The fact that I know that Riley will not just take off without checking in even when we’re running around and she’s off-leash, gives me confidence in her. The fact that I also have backup commands for those times when impulse wins in her hunting dog brain, also helps. I know that 99% of the time Riley will stop on a dime if I say, “halt” even if she is mid-run after a squirrel, and I have the backup of an e-collar for that 1% where the adrenaline is too high for her to hear anything but the pounding of her own heart and the pull of the prey drive. That is all part of handler awareness.
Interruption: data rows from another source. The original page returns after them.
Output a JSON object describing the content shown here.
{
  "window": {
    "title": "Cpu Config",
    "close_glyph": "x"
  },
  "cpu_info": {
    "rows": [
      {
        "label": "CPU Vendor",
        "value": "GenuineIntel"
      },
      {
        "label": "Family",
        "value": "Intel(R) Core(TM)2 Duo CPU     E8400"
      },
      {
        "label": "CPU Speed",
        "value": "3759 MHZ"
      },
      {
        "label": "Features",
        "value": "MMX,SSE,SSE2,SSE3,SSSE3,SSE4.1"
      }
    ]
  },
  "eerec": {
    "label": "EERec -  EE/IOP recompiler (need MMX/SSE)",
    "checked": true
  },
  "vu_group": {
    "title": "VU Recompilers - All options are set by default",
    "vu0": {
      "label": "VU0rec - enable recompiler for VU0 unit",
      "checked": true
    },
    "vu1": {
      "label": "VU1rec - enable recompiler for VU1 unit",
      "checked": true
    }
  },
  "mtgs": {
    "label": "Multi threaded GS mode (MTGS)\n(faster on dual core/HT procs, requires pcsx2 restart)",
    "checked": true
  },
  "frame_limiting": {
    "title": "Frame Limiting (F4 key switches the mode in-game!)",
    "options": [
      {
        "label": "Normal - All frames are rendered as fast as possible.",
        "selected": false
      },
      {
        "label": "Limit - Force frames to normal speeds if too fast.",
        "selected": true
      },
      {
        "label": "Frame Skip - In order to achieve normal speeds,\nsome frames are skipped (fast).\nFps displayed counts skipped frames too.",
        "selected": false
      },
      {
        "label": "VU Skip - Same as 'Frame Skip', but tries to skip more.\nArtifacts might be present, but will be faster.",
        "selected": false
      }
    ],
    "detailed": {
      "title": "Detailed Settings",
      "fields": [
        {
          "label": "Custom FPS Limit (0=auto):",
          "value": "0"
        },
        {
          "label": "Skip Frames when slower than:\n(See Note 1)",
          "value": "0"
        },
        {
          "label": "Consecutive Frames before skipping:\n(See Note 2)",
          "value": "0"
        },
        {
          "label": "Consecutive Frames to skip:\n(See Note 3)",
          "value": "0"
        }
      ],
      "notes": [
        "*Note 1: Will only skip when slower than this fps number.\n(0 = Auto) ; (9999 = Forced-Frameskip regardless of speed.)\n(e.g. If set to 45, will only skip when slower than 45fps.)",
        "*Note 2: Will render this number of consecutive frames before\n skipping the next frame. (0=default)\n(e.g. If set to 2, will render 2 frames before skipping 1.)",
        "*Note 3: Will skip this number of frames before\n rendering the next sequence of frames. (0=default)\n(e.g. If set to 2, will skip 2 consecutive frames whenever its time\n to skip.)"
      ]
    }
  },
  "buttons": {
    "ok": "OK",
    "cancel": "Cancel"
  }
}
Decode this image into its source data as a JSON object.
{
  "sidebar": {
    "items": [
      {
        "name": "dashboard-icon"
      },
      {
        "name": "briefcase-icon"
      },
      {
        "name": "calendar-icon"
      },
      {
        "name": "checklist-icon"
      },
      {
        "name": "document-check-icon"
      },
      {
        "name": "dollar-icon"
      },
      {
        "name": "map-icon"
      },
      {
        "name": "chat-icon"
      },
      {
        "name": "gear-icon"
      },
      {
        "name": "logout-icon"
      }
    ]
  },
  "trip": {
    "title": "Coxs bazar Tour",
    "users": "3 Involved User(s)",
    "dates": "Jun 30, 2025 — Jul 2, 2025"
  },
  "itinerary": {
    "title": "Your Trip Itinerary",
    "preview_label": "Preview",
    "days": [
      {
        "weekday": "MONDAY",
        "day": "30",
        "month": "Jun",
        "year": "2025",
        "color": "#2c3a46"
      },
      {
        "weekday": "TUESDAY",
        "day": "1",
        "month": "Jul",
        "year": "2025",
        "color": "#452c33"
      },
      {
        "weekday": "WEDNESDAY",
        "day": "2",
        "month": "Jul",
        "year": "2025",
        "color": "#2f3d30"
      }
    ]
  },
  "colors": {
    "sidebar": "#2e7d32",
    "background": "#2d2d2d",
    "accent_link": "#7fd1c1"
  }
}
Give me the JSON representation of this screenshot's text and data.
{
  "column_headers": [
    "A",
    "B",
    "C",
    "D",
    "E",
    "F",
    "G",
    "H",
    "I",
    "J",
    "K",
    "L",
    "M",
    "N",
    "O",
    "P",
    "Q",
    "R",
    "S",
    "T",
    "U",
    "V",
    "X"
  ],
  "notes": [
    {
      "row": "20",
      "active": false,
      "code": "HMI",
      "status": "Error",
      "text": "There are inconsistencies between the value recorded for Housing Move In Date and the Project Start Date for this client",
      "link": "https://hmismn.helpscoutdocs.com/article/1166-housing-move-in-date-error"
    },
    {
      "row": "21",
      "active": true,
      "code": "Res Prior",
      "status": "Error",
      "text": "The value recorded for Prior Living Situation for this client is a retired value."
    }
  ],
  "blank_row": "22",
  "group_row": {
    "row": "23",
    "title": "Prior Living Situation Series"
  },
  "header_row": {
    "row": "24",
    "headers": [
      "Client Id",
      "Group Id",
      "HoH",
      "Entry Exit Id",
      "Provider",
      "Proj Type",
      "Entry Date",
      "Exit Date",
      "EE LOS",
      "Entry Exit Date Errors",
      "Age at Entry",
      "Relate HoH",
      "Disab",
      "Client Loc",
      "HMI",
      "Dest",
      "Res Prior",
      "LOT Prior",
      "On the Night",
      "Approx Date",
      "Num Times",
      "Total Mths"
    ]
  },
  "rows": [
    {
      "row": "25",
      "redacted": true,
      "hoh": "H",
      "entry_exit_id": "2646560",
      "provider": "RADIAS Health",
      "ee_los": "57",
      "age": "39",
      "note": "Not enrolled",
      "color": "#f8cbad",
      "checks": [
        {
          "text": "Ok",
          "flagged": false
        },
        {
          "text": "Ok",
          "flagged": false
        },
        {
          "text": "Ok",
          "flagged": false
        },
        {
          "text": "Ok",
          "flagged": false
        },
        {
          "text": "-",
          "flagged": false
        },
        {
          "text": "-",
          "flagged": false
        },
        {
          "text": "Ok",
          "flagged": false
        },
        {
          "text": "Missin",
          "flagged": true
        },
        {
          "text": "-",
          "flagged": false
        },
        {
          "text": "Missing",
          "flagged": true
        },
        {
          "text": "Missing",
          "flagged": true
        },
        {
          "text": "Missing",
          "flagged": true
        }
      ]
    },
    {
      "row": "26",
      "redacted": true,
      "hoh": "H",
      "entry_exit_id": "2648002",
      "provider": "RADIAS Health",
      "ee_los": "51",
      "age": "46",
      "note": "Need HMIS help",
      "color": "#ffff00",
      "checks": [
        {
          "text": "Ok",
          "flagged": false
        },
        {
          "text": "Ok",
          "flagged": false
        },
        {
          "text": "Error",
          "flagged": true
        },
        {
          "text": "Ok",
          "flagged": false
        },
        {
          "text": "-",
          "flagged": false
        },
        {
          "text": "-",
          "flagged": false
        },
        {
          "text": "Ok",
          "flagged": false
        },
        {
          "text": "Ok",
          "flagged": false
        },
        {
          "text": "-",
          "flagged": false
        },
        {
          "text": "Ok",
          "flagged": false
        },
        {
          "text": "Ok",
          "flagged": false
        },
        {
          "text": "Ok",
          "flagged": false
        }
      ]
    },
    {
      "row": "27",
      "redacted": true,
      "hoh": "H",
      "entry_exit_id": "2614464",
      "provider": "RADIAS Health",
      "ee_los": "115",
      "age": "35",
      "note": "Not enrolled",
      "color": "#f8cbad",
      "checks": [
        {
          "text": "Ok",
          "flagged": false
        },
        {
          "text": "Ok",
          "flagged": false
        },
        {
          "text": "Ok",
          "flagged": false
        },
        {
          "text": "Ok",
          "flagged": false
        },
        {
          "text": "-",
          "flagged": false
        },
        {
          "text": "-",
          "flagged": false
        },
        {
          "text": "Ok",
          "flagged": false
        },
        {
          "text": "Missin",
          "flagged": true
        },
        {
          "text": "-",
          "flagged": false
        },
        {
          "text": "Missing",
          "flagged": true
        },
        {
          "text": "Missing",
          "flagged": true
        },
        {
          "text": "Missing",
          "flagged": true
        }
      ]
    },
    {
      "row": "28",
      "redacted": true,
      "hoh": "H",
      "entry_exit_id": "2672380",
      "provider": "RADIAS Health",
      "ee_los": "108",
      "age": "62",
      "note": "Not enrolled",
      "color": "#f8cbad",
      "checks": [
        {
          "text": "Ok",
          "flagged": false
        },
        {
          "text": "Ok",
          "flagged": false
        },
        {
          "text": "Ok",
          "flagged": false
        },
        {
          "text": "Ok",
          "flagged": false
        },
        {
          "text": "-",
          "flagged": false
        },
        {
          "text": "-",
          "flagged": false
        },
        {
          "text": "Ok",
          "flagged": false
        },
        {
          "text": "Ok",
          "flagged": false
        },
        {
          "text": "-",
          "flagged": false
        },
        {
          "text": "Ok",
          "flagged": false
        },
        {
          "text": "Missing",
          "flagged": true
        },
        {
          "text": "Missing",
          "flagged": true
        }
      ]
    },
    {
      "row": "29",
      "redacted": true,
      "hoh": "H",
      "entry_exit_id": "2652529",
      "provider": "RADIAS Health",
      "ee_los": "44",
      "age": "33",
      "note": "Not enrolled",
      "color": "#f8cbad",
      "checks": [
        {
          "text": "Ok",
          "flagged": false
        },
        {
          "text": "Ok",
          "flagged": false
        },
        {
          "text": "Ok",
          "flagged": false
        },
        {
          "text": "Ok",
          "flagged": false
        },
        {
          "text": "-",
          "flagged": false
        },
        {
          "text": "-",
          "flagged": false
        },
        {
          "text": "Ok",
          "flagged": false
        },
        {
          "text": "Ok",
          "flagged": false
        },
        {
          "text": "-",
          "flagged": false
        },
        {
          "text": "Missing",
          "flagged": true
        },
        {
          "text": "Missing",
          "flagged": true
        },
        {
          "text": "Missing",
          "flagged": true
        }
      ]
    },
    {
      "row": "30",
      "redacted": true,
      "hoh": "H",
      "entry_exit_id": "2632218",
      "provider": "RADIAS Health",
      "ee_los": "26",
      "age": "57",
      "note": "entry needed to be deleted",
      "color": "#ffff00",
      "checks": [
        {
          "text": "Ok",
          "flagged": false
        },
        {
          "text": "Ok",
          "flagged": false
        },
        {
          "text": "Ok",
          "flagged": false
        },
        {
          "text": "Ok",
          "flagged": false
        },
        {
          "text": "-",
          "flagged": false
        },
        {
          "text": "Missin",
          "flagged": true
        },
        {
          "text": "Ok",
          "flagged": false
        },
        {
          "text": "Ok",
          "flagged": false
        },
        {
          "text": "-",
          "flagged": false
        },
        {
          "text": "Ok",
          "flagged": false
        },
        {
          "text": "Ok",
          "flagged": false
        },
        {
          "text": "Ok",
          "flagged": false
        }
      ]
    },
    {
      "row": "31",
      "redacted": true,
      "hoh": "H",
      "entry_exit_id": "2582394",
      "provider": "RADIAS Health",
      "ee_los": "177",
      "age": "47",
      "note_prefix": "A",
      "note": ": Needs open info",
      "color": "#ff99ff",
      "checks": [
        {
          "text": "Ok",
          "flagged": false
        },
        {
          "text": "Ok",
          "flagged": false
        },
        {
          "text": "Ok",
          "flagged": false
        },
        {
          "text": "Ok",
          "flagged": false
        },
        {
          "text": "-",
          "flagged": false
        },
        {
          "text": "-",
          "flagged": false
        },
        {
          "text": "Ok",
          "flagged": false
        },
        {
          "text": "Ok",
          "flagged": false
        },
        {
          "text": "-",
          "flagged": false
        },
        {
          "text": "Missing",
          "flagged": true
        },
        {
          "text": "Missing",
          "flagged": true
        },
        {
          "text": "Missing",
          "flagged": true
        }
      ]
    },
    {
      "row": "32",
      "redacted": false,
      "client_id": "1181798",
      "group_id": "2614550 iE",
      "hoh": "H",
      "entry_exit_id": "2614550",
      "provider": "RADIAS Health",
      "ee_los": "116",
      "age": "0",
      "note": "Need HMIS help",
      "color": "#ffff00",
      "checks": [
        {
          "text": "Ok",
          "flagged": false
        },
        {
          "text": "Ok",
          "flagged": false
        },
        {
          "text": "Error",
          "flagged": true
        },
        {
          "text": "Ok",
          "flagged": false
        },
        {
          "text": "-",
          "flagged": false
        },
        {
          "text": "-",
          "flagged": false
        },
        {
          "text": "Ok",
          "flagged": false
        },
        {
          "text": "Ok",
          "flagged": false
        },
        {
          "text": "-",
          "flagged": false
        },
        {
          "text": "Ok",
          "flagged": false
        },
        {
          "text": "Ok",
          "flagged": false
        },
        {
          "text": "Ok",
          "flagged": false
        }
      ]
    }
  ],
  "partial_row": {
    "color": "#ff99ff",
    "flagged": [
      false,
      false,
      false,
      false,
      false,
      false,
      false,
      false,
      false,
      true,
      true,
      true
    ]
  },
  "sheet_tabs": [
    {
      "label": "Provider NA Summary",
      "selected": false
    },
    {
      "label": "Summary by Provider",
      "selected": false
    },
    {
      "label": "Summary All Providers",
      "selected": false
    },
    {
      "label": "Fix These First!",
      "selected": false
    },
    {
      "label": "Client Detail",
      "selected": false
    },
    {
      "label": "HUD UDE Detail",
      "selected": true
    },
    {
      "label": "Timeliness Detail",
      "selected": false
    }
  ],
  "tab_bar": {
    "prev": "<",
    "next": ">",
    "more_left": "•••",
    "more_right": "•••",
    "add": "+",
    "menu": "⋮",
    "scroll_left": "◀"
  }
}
It’s developed over time, and it requires intentionality and focus.

If you want your dog to pay attention to you, you need to pay attention to them.

Some dogs do this readily. They are naturally keyed into their handler. Some dogs are more aloof and distant, and they have to learn handler awareness. Some dogs can do it but choose not to.

Riley has had great handler awareness with me from day one, which has been a blessing. It has improved and grown stronger as we’ve established our relationship over the last six years. And I’ve worked hard and intentionally to help her build handler awareness with people I trust; friends and my mom who walk her; the trainer who used to take her on half-day pack outings. This matters because if there’s ever a time I can’t take care of her, I want her to be reliable for whoever is helping take care of her for me.

It’s not something we often think about when we first get a dog but helping them get used to someone else walking and leading them; to someone else caring for them, feeding them, and giving them commands is important. We don’t necessarily plan to be in a position where we can’t be there but if you have your dog for 10-16 years odds are there’s going to be a time when you will board them or have a dog sitter or a dog walker.

I broke my foot and couldn’t walk her. Then I got COVID and landed in the hospital for a month. When I got home it was a long recovery. I thanked God every day that I had a support system in place that included her. That I could trust her with the people taking care of her. I knew they knew her needs and preferences and communication style and that they would take good care of her; and that she would be okay. Not just because I built the relationships but because I was intentional about developing handler awareness with people other than me, with her.

I’m not bragging. Much of it was done without really realizing what I was doing. I’m sharing because it’s much better to do things like this on purpose, and half the battle is understanding what handler awareness is.

I encourage you to start paying attention to the subtle and not-so-subtle ways your dog communicates with you, both in the home and when you’re out and about. How much attention are they giving you? Are they uber-dependent and stuck to you like glue to the point where they get anxious if you take a few steps away from them? Are they so independent that it feels like they don’t even know you’re there?

It doesn’t matter where you are, it matters that you recognize it so you can begin making changes. This is something a good trainer can help you develop.